In Australia according to statistics from 82.6% population, 27.41% is suffering by diseases and people death rate due to Bell's Palsy is about 9.30%. The facial nerves control blinking, opening and closing of the eyes, smiling, salivation, lacrimation (production of tears) and frowning. They also supply the stapes muscles with nerves. The stapes is a bone in the ear which is involved in our ability to hear. When the facial muscle malfunctions, the following symptoms may emerge symptoms of Bell's palsy. There may be a sudden paralysis/weakness in one side of face. It makes difficult to close one of the eyelids, irritates and changes amount of tears. Parts of the face may droop, such as one side of the mouth drooling and from other side of the mouth, amount of saliva production changes. Difficulty with facial expressions, sense of taste may become altered. An affected ear may lead to sensitivity to sound (hyperacusis). Sounds seem louder. Pain in front or behind the ear on the affected side. It may also cause some headache.
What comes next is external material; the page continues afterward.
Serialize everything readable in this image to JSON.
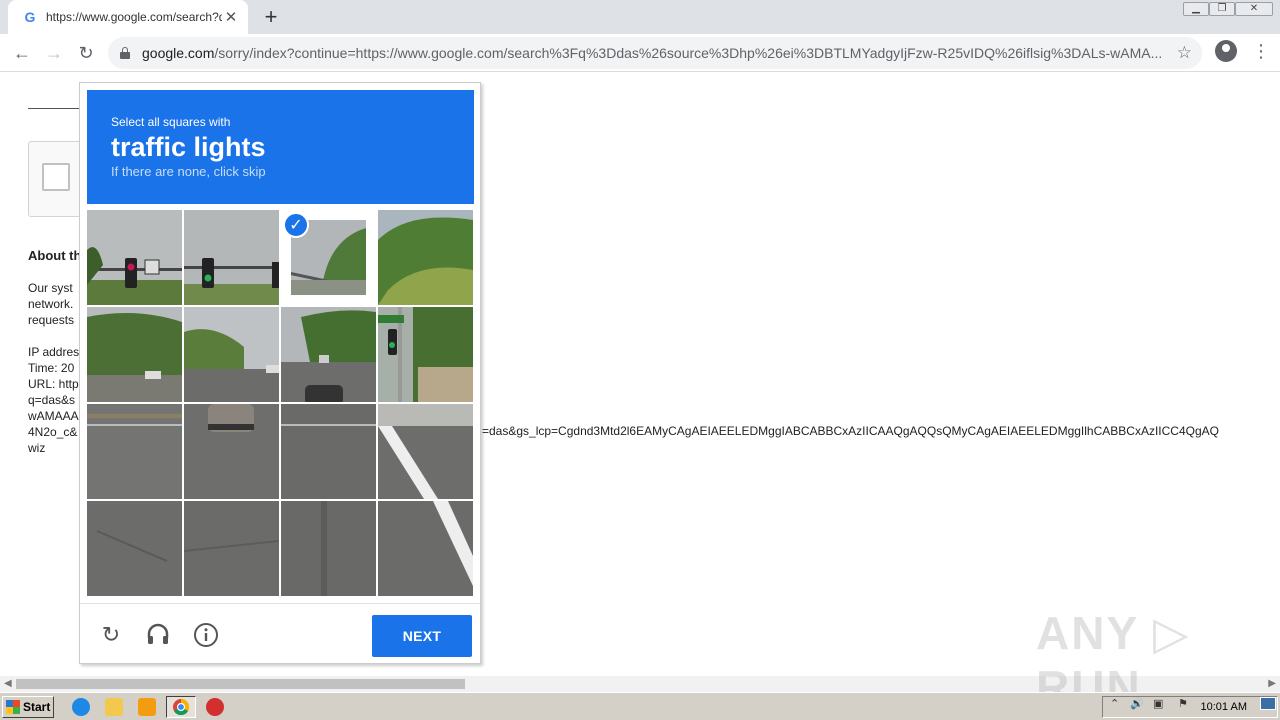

If the nerve is inflamed it will press against the cheekbone or may pinch in the tight corridor (narrow gap of bone) - this can result in damage to the protective covering of the nerve. If the protective covering of the nerve becomes damaged, the signals which are being sent from the brain to the muscles in the face may not be transmitted properly, leading to weakened or paralyzed facial muscles. They can be cured through therapies such as Mime therapy, Plastic surgery, Botox. There may be a complications expected as misdirected re-growth of nerve fibers, Ageusia, Gustatolacrimal reflex, corneal ulceration.
Most people who have Bell's palsy recover completely, without treatment, in 1 to 2 months. This is especially true for people who can still partly move their facial muscles. But a small number of people may have permanent muscle weakness or other problems on the affected side of the face. Treatment with corticosteroid medicines (such as prednisone) can make it more likely that you will regain all facial movement. They work best if they are taken soon after symptoms start (within 3 days). Sometimes antiviral medicines (such as acyclovir) may be added to corticosteroid medicines to treat Bell's palsy. But evidence for using antiviral medicines is weak. They may help in some cases, but in general they do not affect recovery. Some people may not be able to take corticosteroid medicines because of other health problems. It's important to remember that most people with Bell's palsy recover completely without any treatment.